Mengutip dari laman resmi Kementrian Pendidikan dan Kebudayaan (Kemendikbud), pemerintah menetapkan 2 Mei sebagai Hari Pendidikan Nasional pada 16 Desember 1959. Tanggal tersebut dipilih karena merupakan tanggal lahir Ki Hajar Dewantara, Bapak Pendidikan Nasional di Indonesia. Dengan gagasan semboyan “Ing Ngarso Sung Tulodo, Ing Madya Manggungkarso, Tut Wuri Handayani” yang bermakna “Di depan memberi teladan, di tengah memberi bimbingan, di belakang memberi dorongan.”
Dalam artikel ini saya menggunakan judul “Menantang Status Quo: Mencentuskan Mimpi-mimpi Agung di Hari Pendidikan Nasional”. Saya menggunakan kalimat Menantang Status Quo bukan tidak lain untuk mengacu pada makna keadaan saat ini. Dalam politik, hukum, dan sosiologi, ini mewakili tatanan sosial atau keadaan saat ini. Bercerita tentang pendidikan, kita tidak kekurangan topik untuk dibahas. Pendidikan menjadi aspek penting yang sangat diperhitungkan oleh suatu negara dan bangsa, untuk mewujudkan peradaban yang berkemajuan.
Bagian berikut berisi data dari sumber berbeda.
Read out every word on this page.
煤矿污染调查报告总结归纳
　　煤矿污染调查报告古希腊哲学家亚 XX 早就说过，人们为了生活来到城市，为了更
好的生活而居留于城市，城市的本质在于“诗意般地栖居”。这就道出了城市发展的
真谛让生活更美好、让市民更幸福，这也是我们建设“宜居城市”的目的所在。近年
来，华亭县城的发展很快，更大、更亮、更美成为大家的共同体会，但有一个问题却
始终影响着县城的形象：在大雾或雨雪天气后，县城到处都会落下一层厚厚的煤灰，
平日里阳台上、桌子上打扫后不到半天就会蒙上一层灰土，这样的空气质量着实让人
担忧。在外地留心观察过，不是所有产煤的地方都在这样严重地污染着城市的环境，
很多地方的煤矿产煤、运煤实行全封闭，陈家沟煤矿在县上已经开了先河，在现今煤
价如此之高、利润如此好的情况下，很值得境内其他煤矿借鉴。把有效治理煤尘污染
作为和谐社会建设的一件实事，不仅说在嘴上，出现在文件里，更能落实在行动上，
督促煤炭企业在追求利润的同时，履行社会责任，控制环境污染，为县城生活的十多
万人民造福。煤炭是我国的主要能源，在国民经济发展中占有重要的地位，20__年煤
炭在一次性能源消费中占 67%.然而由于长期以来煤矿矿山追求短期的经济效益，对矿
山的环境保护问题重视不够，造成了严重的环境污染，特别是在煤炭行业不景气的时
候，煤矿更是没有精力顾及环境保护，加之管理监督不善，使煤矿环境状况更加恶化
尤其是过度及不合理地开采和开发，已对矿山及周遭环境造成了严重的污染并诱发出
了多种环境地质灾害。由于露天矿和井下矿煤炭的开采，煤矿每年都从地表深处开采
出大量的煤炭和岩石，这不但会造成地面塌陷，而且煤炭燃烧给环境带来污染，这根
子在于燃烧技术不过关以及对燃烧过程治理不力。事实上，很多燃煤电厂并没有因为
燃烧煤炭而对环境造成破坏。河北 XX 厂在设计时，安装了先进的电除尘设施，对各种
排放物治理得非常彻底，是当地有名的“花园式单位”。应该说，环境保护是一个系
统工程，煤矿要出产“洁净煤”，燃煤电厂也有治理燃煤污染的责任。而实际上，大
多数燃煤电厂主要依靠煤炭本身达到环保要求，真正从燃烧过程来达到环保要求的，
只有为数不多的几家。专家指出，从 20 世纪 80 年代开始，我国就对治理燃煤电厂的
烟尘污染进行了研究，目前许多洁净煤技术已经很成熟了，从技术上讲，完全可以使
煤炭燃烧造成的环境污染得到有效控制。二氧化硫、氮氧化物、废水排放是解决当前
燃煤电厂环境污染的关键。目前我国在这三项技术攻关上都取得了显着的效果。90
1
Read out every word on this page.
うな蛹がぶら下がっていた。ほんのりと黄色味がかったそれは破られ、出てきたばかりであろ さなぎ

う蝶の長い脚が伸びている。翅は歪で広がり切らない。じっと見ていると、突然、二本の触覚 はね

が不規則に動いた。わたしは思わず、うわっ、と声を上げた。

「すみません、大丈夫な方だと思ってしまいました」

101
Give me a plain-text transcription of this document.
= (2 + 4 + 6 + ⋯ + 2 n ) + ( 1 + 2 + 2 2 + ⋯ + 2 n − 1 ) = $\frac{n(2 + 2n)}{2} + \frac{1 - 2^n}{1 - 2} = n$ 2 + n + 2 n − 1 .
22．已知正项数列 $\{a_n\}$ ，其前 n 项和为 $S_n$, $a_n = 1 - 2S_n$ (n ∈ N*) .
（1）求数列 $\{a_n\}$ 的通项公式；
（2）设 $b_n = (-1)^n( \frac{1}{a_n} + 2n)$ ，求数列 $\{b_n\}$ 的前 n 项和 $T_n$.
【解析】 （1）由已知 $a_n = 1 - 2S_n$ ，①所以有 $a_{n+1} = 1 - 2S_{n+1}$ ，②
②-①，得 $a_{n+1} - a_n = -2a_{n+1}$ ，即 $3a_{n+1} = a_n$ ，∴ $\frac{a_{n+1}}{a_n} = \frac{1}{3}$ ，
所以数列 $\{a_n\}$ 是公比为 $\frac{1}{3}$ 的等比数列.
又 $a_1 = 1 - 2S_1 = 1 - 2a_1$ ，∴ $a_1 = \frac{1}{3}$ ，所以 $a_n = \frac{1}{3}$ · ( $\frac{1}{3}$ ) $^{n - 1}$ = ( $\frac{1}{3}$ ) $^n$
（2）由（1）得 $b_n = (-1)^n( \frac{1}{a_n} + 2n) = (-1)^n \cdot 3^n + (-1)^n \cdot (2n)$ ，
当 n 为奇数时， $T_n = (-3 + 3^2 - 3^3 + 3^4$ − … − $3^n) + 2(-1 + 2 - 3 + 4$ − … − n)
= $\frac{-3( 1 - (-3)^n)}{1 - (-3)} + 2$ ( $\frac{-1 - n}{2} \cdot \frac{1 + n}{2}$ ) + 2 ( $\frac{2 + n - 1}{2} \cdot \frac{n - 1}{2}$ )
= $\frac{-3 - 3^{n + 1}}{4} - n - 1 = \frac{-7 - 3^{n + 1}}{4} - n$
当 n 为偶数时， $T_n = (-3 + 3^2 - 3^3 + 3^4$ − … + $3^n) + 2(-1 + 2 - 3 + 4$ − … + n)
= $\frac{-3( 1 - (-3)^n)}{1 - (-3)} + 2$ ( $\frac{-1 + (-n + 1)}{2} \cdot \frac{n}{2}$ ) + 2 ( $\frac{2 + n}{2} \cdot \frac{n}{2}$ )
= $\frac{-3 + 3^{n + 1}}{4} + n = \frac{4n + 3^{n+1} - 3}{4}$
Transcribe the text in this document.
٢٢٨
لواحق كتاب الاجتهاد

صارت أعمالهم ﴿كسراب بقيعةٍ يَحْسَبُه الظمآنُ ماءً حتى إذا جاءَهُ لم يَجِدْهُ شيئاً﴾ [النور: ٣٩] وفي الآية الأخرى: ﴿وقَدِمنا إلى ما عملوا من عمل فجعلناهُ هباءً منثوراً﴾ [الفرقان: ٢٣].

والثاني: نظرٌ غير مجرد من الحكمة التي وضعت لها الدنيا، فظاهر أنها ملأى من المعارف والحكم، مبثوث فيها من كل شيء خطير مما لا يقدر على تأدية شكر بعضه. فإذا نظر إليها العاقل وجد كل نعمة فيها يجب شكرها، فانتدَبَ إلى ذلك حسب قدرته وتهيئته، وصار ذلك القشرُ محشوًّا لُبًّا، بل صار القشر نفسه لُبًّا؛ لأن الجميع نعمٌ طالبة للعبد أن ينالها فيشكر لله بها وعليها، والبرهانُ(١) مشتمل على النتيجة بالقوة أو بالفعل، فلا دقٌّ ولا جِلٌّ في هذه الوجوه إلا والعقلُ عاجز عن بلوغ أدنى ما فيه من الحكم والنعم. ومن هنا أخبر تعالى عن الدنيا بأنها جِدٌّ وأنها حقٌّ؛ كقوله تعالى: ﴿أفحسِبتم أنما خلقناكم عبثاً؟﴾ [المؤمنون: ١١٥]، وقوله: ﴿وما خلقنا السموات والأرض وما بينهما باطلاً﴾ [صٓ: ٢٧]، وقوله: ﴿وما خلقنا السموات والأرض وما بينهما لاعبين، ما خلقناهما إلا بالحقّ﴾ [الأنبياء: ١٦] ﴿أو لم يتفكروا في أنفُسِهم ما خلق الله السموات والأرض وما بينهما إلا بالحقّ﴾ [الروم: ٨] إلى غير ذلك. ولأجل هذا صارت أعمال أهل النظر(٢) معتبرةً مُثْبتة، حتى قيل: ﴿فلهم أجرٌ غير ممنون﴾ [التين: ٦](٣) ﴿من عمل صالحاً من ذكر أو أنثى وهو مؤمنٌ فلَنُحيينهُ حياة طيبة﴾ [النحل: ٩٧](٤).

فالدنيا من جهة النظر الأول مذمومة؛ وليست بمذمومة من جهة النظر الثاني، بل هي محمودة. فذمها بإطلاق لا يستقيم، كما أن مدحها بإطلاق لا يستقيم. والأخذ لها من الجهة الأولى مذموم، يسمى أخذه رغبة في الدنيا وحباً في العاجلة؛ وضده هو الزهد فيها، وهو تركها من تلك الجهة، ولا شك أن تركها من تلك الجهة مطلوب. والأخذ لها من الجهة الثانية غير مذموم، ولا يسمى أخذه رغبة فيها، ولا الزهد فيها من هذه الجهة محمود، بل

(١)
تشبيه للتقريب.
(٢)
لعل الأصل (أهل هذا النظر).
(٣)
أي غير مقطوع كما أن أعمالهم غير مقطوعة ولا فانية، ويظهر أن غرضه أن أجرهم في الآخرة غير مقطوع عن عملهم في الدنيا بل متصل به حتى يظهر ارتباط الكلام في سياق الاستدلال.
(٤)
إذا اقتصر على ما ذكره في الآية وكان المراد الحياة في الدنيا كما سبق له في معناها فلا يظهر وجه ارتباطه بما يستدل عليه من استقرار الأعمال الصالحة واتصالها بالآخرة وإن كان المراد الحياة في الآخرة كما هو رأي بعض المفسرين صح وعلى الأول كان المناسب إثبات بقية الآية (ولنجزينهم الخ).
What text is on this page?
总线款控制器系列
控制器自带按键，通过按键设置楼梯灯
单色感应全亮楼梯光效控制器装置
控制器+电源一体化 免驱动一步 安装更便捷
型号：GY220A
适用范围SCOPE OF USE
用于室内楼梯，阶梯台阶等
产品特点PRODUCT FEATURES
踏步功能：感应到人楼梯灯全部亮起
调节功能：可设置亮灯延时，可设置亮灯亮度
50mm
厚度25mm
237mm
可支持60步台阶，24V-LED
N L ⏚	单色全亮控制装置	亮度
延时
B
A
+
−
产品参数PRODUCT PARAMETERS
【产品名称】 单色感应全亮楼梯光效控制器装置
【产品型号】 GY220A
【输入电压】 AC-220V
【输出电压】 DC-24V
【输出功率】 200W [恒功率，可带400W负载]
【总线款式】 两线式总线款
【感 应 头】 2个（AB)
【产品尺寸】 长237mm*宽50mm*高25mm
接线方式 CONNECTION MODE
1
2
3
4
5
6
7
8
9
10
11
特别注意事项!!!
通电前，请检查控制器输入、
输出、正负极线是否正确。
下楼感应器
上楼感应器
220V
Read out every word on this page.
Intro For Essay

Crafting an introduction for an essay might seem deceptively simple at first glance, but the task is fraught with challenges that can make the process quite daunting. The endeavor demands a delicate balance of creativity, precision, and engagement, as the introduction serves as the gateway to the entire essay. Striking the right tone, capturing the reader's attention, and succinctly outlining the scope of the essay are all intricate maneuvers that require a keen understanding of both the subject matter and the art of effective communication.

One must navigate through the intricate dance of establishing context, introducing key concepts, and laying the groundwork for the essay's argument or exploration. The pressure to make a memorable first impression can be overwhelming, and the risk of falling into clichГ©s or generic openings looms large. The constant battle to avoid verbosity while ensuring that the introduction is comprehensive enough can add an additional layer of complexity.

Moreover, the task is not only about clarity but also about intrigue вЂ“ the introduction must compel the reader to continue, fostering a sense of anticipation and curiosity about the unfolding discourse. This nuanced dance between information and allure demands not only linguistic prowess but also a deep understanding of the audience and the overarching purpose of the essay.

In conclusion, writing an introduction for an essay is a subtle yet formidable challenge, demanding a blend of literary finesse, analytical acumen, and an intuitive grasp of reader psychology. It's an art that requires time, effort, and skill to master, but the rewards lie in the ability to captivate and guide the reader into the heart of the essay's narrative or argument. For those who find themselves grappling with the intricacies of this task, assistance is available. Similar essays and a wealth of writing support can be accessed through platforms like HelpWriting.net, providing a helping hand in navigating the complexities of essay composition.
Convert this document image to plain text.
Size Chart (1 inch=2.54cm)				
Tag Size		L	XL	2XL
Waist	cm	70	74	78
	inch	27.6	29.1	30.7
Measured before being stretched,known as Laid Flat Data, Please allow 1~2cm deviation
Tentunya, dari tahun-ke tahun pendidikan di Indonesia merasakan sedikit demi sedikit kemajuan, baik dalam hal fasilitas berupa buku, media, teknologi, tenaga pendidik dan hal-hal yang menujang lainnya. Meski, tak menutup mata bahwa masih banyak hal yang harus diperbaiki, difasilitasi atau diberikan pelayanan tambahan.
Pendidikan seperti air yang sangat dibutuhkan oleh manusia, dengan pendidikan manusia bisa memberikan kontribusi terbaik untuk bangsa, negara, ras, agama dan kebermanfaatan lainnya. Meski demikian, beberapa putra-putri negeri kita tidak berani bermimpi tinnggi dalam hal pendidikan. Mereka yang hidup di kalangan di mana mayoritas masyarakat yang masih kekurangan dalam hal makan dan kebutuhan. Keluh mereka “Jangankan pendidikan, makan sehari saja, sukar kami dapatkan”. Mungkin saja, dari pemerintah menggalangkan dana untuk beberapa kalangan masyarakat yang memang terkendala dalam hal pendidikan ini, tapi mental anak-anak itu belum bisa ditangani sepenuhnya.
Ya, berbincara tentang mental dan mimpi-mimpi agung adalah hal yang sangat berkaitan. Jika mental korban sejak dini sudah tumbuh subur di alam bawah sadar para putra-putri Indonesia, lalu bagaimana menyuarakan, menggaungkan mimpi-mimpi agung dalam pendidikan. Jika, mereka sendiri tidak diajarkan betapa pentingnya pendidikan maka fasilitas semewah apapun saya rasa itu percumaa saja. Di hari pendidikan nasional ini, saya ingatkan ke pada saya sendiri penulis, kepada anda, dan kepada seluruh masyarakat Indonesia, sadarilah mau tak mau mengakui bahwa pendidikan hal yang sangat berharga. Saya berani mengatakan bahwa pendidikan adalah aset dan kekayaan dalam suatu bangsa yang bercita-cita untuk maju.
Selamat hari pendidikan nasional, cetuskanlah mimipi agung itu.